The rapid urbanization has led to shrinking of agricultural land with serious implications for food security. The issue has been raised in the J&K Assembly as well. Due to excessive conversion of agricultural land for commercial purposes, food grain deficiency is increasing with each year.
As per official figures, J&K lost an estimated 10 lakh kanal agricultural land to non-agricultural purposes in the past 10 years. While the State had 8.47 lakh hectare agriculture land in 2005-06, it shrunk to 7.94 lakh hectare in 2015-16. An estimated 53,000-hectare farmland (10,60,000 kanal) has been converted to non-agricultural use. According to the data, the area under paddy cultivation was 158,000 hectare in 2012, which was reduced to 141,000 hectares in a span of a few years.
J&K High Court has repeatedly directed the State government to ensure that no conversion of agricultural land is allowed for commercial, residential and industrial purposes. The successive governments have failed to check the practice and as a result, the problem has assumed dangerous proportions.
Some years back, the agriculture department had estimated that the will face nearly 36 percent food grain deficit in 2013-14, 40 percent during 2020-21 and this figure will go up to 50 percent in 2030-31.
Owing to developmental projects like construction of roads, bridges, acquisition of land for Railways and other public purposes, a lot of unavoidable conversions has taken place over the years. Fragmentation of joint family and an increase in number of nuclear families also results in the increased demand and insatiable appetite for land for housing purposes.

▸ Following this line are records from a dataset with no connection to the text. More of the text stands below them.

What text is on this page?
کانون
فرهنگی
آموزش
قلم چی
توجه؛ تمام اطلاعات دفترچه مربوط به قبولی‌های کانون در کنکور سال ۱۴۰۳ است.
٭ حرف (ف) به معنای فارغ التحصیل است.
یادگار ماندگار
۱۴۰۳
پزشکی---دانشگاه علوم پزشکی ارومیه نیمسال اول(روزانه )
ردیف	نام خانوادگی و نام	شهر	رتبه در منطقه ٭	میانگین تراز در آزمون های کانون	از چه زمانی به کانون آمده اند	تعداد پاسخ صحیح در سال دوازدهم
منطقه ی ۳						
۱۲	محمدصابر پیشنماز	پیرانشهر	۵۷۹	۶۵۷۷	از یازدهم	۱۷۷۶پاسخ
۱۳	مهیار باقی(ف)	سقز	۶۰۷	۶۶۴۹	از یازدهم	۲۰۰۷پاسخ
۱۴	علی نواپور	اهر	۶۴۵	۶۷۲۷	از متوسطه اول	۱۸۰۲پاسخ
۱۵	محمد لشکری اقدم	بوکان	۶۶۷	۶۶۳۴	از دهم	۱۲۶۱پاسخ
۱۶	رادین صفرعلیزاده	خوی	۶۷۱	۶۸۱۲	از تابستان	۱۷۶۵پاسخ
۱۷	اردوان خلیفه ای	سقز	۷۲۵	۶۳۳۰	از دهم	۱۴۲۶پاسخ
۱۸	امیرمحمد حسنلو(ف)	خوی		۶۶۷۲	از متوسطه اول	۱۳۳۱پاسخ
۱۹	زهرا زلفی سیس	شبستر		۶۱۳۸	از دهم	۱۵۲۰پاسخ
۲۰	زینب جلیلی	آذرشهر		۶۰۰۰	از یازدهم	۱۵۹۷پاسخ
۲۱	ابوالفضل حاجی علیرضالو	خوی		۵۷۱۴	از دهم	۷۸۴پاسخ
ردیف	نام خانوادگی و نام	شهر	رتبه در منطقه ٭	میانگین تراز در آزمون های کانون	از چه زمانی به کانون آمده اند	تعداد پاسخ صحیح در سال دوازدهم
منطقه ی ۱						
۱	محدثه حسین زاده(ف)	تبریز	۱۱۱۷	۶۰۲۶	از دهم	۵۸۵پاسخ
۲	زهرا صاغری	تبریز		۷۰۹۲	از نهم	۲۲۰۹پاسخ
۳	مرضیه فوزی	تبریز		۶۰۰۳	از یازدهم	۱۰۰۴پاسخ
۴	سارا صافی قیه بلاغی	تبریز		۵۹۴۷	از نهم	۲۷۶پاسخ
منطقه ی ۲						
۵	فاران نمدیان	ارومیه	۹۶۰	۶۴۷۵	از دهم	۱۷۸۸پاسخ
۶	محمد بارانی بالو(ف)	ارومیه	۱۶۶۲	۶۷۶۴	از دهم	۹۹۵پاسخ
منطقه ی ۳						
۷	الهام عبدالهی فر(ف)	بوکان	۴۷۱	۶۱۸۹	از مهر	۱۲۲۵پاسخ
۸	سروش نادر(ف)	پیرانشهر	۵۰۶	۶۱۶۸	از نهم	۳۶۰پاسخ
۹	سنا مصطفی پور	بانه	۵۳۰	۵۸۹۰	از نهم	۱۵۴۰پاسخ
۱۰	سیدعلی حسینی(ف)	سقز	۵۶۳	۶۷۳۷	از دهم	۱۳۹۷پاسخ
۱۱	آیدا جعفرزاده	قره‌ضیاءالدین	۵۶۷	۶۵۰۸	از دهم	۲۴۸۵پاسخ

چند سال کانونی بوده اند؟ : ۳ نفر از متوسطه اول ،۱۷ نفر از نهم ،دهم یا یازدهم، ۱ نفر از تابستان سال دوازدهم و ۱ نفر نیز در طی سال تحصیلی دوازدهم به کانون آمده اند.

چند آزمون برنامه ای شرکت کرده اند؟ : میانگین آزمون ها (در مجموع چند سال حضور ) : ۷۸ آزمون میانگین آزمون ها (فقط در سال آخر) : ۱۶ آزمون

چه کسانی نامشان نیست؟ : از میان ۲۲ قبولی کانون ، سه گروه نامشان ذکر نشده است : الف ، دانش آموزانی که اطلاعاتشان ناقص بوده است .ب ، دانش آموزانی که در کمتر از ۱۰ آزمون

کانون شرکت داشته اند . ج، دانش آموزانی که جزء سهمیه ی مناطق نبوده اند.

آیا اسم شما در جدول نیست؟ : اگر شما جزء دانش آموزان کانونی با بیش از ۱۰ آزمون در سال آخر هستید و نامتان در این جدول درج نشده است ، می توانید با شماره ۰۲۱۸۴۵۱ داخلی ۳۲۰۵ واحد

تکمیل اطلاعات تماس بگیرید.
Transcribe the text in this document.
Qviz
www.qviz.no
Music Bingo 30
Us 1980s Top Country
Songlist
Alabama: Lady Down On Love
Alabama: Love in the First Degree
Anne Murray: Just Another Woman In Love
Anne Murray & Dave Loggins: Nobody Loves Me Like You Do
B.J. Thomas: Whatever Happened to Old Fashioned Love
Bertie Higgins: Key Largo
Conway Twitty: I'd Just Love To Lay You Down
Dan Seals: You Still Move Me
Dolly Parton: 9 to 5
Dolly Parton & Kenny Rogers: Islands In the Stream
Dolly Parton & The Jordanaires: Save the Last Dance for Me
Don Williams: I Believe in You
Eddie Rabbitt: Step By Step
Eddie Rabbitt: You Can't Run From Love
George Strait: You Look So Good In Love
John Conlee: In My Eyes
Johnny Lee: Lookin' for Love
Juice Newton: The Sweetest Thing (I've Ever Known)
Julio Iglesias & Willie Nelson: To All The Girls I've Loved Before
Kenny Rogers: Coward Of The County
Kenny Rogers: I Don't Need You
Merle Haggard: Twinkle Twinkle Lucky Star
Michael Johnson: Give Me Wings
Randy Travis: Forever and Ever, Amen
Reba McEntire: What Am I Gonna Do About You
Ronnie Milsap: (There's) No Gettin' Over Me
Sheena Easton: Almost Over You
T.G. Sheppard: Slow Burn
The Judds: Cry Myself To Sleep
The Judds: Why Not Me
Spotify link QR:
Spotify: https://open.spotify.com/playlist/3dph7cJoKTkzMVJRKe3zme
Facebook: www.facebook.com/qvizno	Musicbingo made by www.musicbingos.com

The Land Revenue Act, J&K Agrarian Reforms Act, Prohibition on Conversion of Land and Alienation of Orchards Act are some of the laws already in place to check blatant conversion of agricultural land for non-agriculture purposes. However, despite the strong legislation, illegal conversion of agricultural land is going on unabated, mainly due to non-existence of comprehensive housing policy.
The unauthorised conversion of agricultural land is mainly taking place in suburban areas. The commercial potential of the plot along the highways is also spurring the change of agricultural land for non-agricultural use.

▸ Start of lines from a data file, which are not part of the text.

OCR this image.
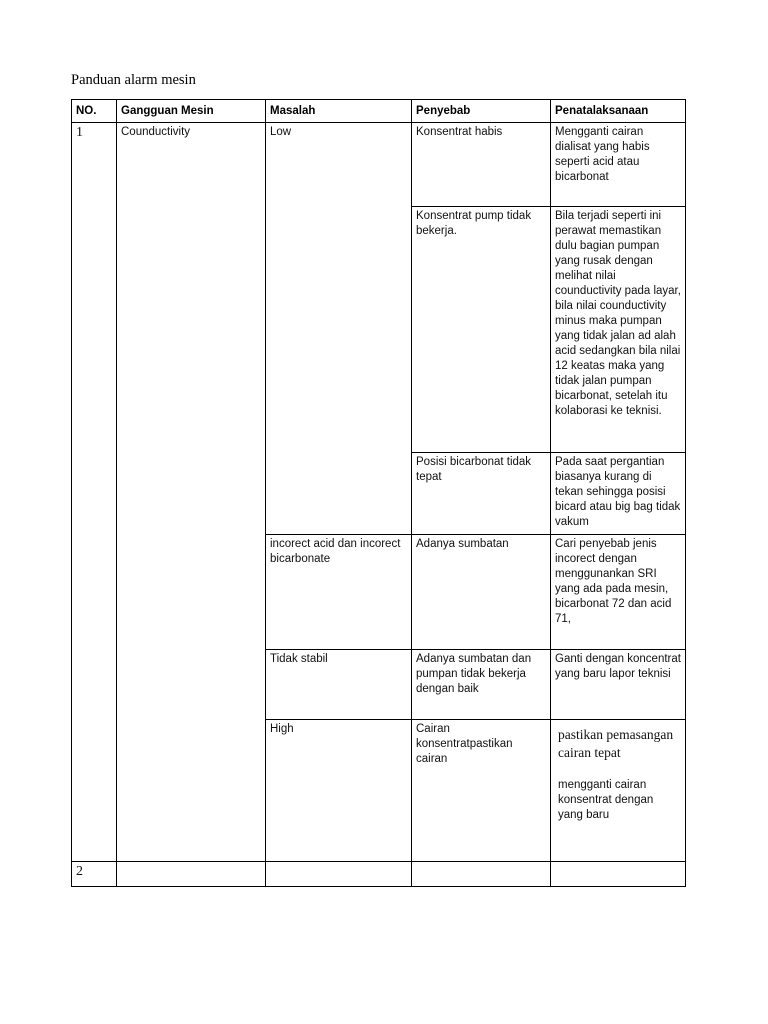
Panduan alarm mesin
NO.	Gangguan Mesin	Masalah	Penyebab	Penatalaksanaan
1	Counductivity	Low	Konsentrat habis	Mengganti cairan dialisat yang habis seperti acid atau bicarbonat
			Konsentrat pump tidak bekerja.	Bila terjadi seperti ini perawat memastikan dulu bagian pumpan yang rusak dengan melihat nilai counductivity pada layar, bila nilai counductivity minus maka pumpan yang tidak jalan ad alah acid sedangkan bila nilai 12 keatas maka yang tidak jalan pumpan bicarbonat, setelah itu kolaborasi ke teknisi.
			Posisi bicarbonat tidak tepat	Pada saat pergantian biasanya kurang di tekan sehingga posisi bicard atau big bag tidak vakum
		incorect acid dan incorect bicarbonate	Adanya sumbatan	Cari penyebab jenis incorect dengan menggunankan SRI yang ada pada mesin, bicarbonat 72 dan acid 71,
		Tidak stabil	Adanya sumbatan dan pumpan tidak bekerja dengan baik	Ganti dengan koncentrat yang baru lapor teknisi
		High	Cairan konsentratpastikan cairan	pastikan pemasangan cairan tepat
mengganti cairan konsentrat dengan yang baru

2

Ideally, land conversion policy must take into account environmental considerations and the larger public good. Impact of the non-agricultural use on soil, natural drainage, water bodies, forest and tree cover, mountains and hill slopes, flora and fauna, air and other ecological resources needs to be studied in detail.
The non-agricultural use of land has a bearing on demographics as well. It is also connected with issues like need for road and transport connectivity, water supply, wastewater and solid waste generation, collection and treatment, electricity and other utility services.

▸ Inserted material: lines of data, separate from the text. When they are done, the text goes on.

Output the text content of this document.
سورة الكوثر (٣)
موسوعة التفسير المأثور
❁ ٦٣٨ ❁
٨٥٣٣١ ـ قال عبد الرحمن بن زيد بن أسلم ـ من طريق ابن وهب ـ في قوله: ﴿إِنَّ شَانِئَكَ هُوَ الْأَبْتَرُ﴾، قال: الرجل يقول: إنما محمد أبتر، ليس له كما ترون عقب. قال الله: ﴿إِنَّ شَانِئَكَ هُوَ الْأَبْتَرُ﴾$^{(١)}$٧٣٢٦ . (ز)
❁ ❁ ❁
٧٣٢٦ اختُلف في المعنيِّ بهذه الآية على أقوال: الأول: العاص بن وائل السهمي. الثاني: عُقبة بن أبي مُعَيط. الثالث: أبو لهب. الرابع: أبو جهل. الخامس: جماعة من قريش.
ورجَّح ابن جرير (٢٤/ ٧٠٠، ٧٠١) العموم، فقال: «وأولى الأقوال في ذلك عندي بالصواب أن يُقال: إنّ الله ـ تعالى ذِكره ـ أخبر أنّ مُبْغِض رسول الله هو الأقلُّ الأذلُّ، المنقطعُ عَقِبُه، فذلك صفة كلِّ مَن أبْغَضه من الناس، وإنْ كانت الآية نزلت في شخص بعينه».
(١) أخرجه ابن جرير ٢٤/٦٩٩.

The non-agricultural land use affects the adjoining areas as well. For instance, land is required for providing right-of-way to land parcels behind land adjoining road networks. Land is also required for future expansion of existing roads.
The onus is on the government to ensure that conversion of agricultural land for commercial and residential purposes is stopped so that we don’t incur further punishment from nature for our insatiable greed.